Portugal // Coronavírus é usado para suspender direito à greve~ 5 min
Por Duarte Guerreiro e Simone Vieira
O Presidente da República, depois de ouvir o governo e com o apoio da Assembleia da República (com os votos favoráveis do PS, PSD, Bloco de Esquerda, CDS e PAN), decretou ontem o estado de emergência. Desta forma, tornou-se possível publicar o decreto que define os termos legais em que o Estado pode atuar neste contexto de emergência. À semelhança do que aconteceu noutros países, o atual cenário de calamidade pública nacional e internacional serviu de mote para o efeito.
O estado de emergência revela-se essencial para que o governo possa agir além do previsto na Constituição da República Portuguesa. Os direitos nesta consagrados funcionam, como defende alguma doutrina jurídica, como um sol que irradia todo o sistema jurídico. Um sol que é suposto ser intocável. Mas, com fundamento no combate à calamidade pública, o Estado pode agora aplicar medidas que contrariam o previsto na Constituição. Este tipo de enquadramento serve para salvaguardar os Estados e garantir que não tomam medidas inconstitucionais porque o inconstitucional passa, de certa forma, a ser aceitável.
Com a justificação de evitar a transmissão e propagação do vírus e de uma forma geral, limita-se o direito de deslocação dentro do território nacional, restringe-se o direito de deslocação internacional, torna-se possível demarcar o direito de reunião e manifestação e veda-se o direito de resistência, nos termos do Decreto.
Mas faz-se mais do que isto. Suspende-se o direito à greve.

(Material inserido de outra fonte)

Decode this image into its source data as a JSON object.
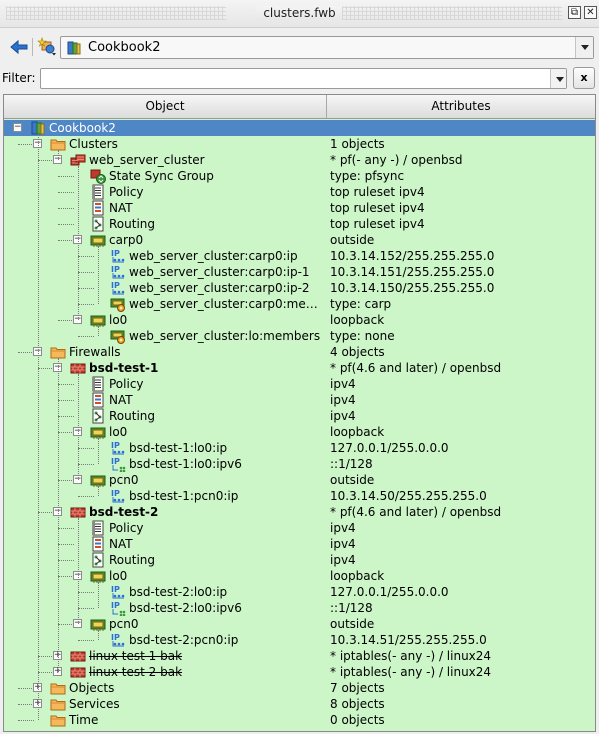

Fica suspenso o exercício do direito à greve na medida em que possa comprometer o funcionamento de infraestruturas críticas ou de unidades de prestação de cuidados de saúde, bem como em setores económicos vitais para a produção, abastecimento e fornecimento de bens e serviços essenciais à população;
Em países como Espanha, França ou Itália, a suspensão deste direito não se considerou, por se tratar de um direito constitucional. Apesar de estarem entre os países com mais casos de coronavírus em mãos, nem assim se justificou atentar contra o fundamental direito à greve. Tanto mais que tem sido crucial, por exemplo em Itália, para que os trabalhadores pudessem zelar pelo bem comum e fechar os negócios de patrões mais zelosos dos seus lucros, que se recusavam a encerrar empresas não-essenciais. O facto de também em Portugal se tratar de um direito constitucional, não o deixou a salvo de um Governo que se diz “socialista”.
Assumir a suspensão do direito à greve, implica compactuar com uma medida que mete em causa a relação de forças entre os trabalhadores e as entidades empregadoras, aumentando (ainda mais) a vulnerabilidade dos primeiros. Aceita-se que, em pleno contexto de calamidade pública, se sujeitem trabalhadores dos setores vitais da economia a uma maior exposição ao vírus, mas recusa-se-lhes o direito de resistirem e de reagirem caso neguem os seus direitos enquanto trabalhadores.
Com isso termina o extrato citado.